Coding ARIMA in Python
Let’s take an example to clarify all of this. We will generate a synthetic time series, calculate the three parameters, apply the ARIMA model and forecast the future values. Use the following code:
import pandas as pd
import numpy as np
import matplotlib.pyplot as plt
from statsmodels.graphics.tsaplots import plot_acf, plot_pacf
from statsmodels.tsa.arima.model import ARIMA
from statsmodels.tsa.stattools import adfuller
# Generate synthetic data
date_range = pd.date_range(start="2020-01-01", periods=365, freq="D")
data = pd.DataFrame({
"date": date_range,
"value": np.sin(np.arange(len(date_range)) * 2 * np.pi / 30) + np.random.normal(0, 0.1, size=len(date_range))
})
data.set_index("date", inplace=True)
# Plot the data
plt.figure(figsize=(10, 6))
plt.plot(data, color = 'black')
plt.title("Synthetic Time Series Data")
plt.legend()
plt.show()
plt.grid()
Next, check for the stationarity of the above data. If the p-value is greater than 0.05, then it is not stationary. Afterwards, difference the data, to make it stationary and plot the new graph:
# Check for stationarity using the Augmented Dickey-Fuller test
result = adfuller(data['value'])
print('ADF Statistic:', result[0])
print('p-value:', result[1])
print('Critical Values:', result[4])
# If non-stationary, difference the data
data_diff = data['value'].diff().dropna()
# Plot differenced data
plt.figure(figsize=(10, 6))
plt.plot(data_diff, color = 'black')
plt.title("Differenced Time Series Data")
plt.legend()
plt.show()
plt.grid()
Plot the ACF and PACD graphs:
# Plot ACF and PACF to identify p and q
fig, axes = plt.subplots(1, 2, figsize=(15, 6))
plot_acf(data_diff, ax=axes[0])
plot_pacf(data_diff, ax=axes[1])
plt.show()
Fit and predict using ARIMA:
# Define the ARIMA model with identified parameters (example: p=1, d=1, q=1)

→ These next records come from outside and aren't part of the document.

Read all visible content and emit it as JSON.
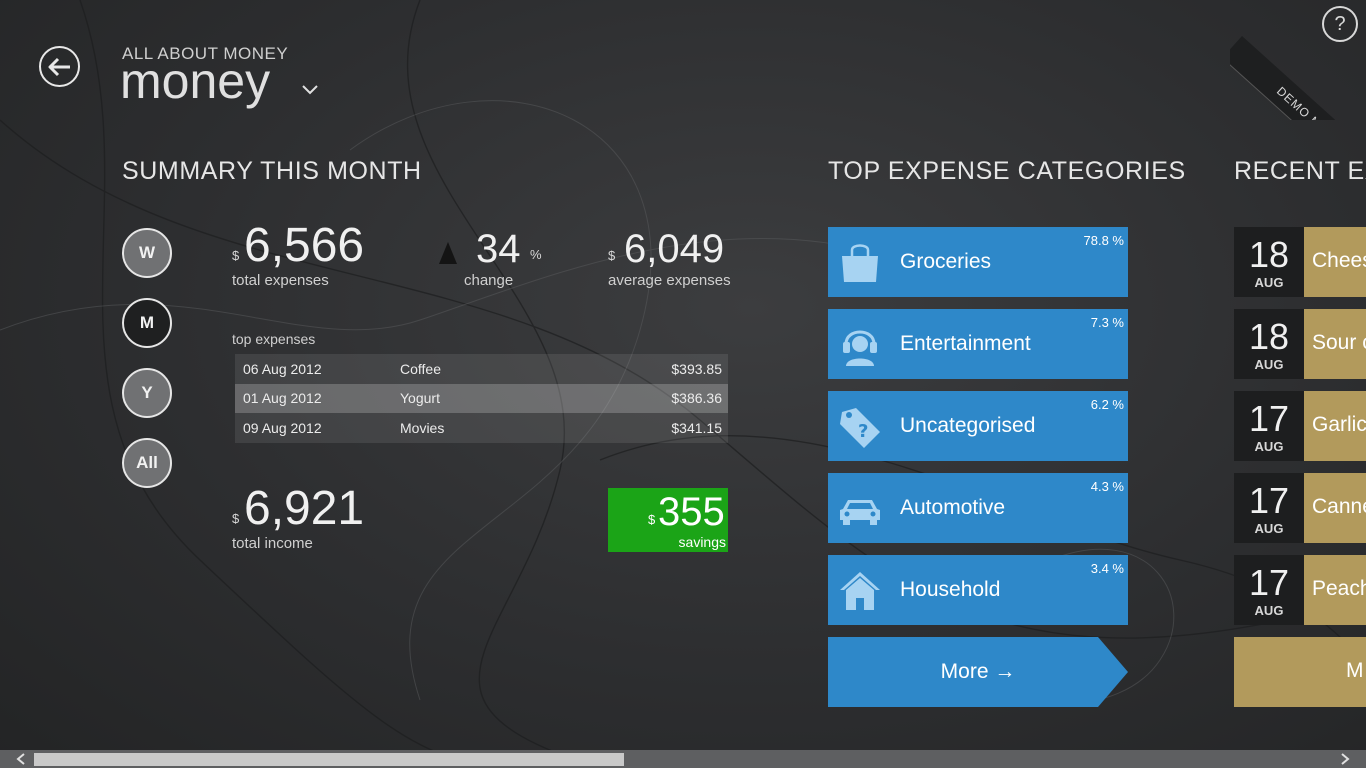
{
  "header": {
    "subtitle": "ALL ABOUT MONEY",
    "title": "money",
    "demo_ribbon": "DEMO MODE",
    "help": "?"
  },
  "summary": {
    "heading": "SUMMARY THIS MONTH",
    "periods": [
      "W",
      "M",
      "Y",
      "All"
    ],
    "active_period": "M",
    "currency": "$",
    "total_expenses": "6,566",
    "total_expenses_label": "total expenses",
    "change_value": "34",
    "change_unit": "%",
    "change_label": "change",
    "average_expenses": "6,049",
    "average_expenses_label": "average expenses",
    "top_expenses_label": "top expenses",
    "top_expenses": [
      {
        "date": "06 Aug 2012",
        "name": "Coffee",
        "amount": "$393.85"
      },
      {
        "date": "01 Aug 2012",
        "name": "Yogurt",
        "amount": "$386.36"
      },
      {
        "date": "09 Aug 2012",
        "name": "Movies",
        "amount": "$341.15"
      }
    ],
    "total_income": "6,921",
    "total_income_label": "total income",
    "savings": "355",
    "savings_label": "savings"
  },
  "categories": {
    "heading": "TOP EXPENSE CATEGORIES",
    "items": [
      {
        "name": "Groceries",
        "percent": "78.8 %",
        "icon": "shopping-bag-icon"
      },
      {
        "name": "Entertainment",
        "percent": "7.3 %",
        "icon": "headset-person-icon"
      },
      {
        "name": "Uncategorised",
        "percent": "6.2 %",
        "icon": "tag-question-icon"
      },
      {
        "name": "Automotive",
        "percent": "4.3 %",
        "icon": "car-icon"
      },
      {
        "name": "Household",
        "percent": "3.4 %",
        "icon": "house-icon"
      }
    ],
    "more_label": "More →"
  },
  "recent": {
    "heading": "RECENT EXP",
    "items": [
      {
        "day": "18",
        "month": "AUG",
        "name": "Chees"
      },
      {
        "day": "18",
        "month": "AUG",
        "name": "Sour c"
      },
      {
        "day": "17",
        "month": "AUG",
        "name": "Garlic"
      },
      {
        "day": "17",
        "month": "AUG",
        "name": "Canne"
      },
      {
        "day": "17",
        "month": "AUG",
        "name": "Peach"
      }
    ],
    "more_label": "M"
  },
  "colors": {
    "tile_blue": "#2e88c9",
    "savings_green": "#1ba417",
    "recent_gold": "#b29a5c"
  }
}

model = ARIMA(data['value'], order=(1, 1, 1))
model_fit = model.fit()
# Print model summary
print(model_fit.summary())
# Forecast
forecast = model_fit.forecast(steps=30)
forecast_index = pd.date_range(start=data.index[-1] + pd.Timedelta(days=1), periods=30, freq="D")
# Plot the forecast
plt.figure(figsize=(10, 6))
plt.plot(data['value'], color = 'black', label='Original Data')
plt.plot(forecast_index, forecast, label='Forecast', color='red')
plt.title("ARIMA Forecast")
plt.legend()
plt.show()
plt.grid()
Obviously, ARIMA (1, 1, 1) comes from the fact that we differenced the data once, and the ACF/PCF cut off sharply at 1.
Throughout this article, we explored the theoretical foundations of ARIMA, delving into its autoregressive, differencing, and moving average components. We also demonstrated how to implement ARIMA models in Python using the statsmodels library, providing a practical, step-by-step guide to building and interpreting these models.